1,200 camera traps to be used in Uttarakhand for third phase of tiger estimation
The third phase of the All India Tiger estimation will begin this week after the field survey for the first phase is over. The second phase of the estimation comprises satellite imagery.dehradun Updated: Feb 25, 2018 22:16 IST
The third phase of the All India Tiger estimation will begin this week after the field survey for the first phase is over. The second phase of the estimation comprises satellite imagery.
In the latest estimation, the number of tigers in the state will be estimated by camera traps and satellite imagery.
Dhananjai Mohan, additional principal chief conservator of forest (APCCF) and the nodal officer of the estimation project, said that 1,200 camera traps are being used for the third phase in which three blocks would be covered. “Each block takes around a month and employs 1,200 cameras. After finishing one block, the cameras are fixed in the next for tiger estimation,” said Mohan.
After souring the data, it would be analysed at the Wildlife Institute of India, in Dehradun, where the entire exercise may take around five months before the figures of the tiger estimation can be released.
According to the All India Tiger Estimation (census) in 2014, there are 340 tigers in Uttarakhand. In 2015-2016, a survey was done in the territorial areas outside the tiger reserves and it was said that a large number of tigers were spotted in the forests adjoining Haldwani, which would take the number of tigers in the state to above 400.
The pan-India estimation, held every four years, will be carried out in 18 states of the country.
The tiger estimate is based on data assimilated through camera traps and scat collection — the latter being used for DNA-based estimation. As per the officials involved in the process, the photographs obtained from camera traps are fed into a “population size estimator” software, which, based on the field conditions of the terrain involved, gives different estimations of the population size.

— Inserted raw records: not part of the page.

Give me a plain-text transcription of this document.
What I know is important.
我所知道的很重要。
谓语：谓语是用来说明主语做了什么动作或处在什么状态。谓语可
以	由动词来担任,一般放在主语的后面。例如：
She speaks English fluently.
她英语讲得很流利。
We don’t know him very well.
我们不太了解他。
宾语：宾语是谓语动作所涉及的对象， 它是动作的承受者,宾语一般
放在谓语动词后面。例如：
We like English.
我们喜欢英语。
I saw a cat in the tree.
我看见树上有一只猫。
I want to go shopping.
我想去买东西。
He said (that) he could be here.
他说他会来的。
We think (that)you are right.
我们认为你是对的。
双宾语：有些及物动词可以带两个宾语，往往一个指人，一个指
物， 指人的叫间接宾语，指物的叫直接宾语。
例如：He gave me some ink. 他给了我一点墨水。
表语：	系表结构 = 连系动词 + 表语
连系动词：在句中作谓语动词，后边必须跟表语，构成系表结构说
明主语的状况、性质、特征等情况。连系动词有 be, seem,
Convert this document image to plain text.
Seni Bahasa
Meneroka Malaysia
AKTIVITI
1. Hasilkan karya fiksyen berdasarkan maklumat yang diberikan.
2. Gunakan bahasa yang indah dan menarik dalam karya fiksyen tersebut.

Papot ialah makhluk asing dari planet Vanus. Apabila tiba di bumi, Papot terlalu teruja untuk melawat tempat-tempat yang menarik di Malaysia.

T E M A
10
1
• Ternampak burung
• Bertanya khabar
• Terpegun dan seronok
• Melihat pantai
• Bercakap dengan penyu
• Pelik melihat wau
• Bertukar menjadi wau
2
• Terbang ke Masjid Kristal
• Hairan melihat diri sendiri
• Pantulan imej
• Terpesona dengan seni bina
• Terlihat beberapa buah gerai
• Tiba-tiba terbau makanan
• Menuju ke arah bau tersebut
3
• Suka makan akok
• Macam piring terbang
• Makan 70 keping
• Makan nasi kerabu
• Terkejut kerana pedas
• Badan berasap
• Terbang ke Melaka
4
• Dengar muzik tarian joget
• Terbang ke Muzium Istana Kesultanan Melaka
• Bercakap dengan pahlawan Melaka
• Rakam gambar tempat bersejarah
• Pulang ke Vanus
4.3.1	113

The last All India Tiger Estimation in 2014 had covered 473,580 sq km of forests, including 44 tiger reserves, in 18 states. The ongoing census will cover 50 tiger reserves and it is expected that the preliminary findings will become available by May this year. The ongoing survey will also cover new terrain in Uttarakhand after the big cats were discovered in 2016 beyond 3,000 metres altitude in the Kedarnath (Chamoli and Rudraprayag district) and Askot wildlife sanctuaries (Pithoragarh district).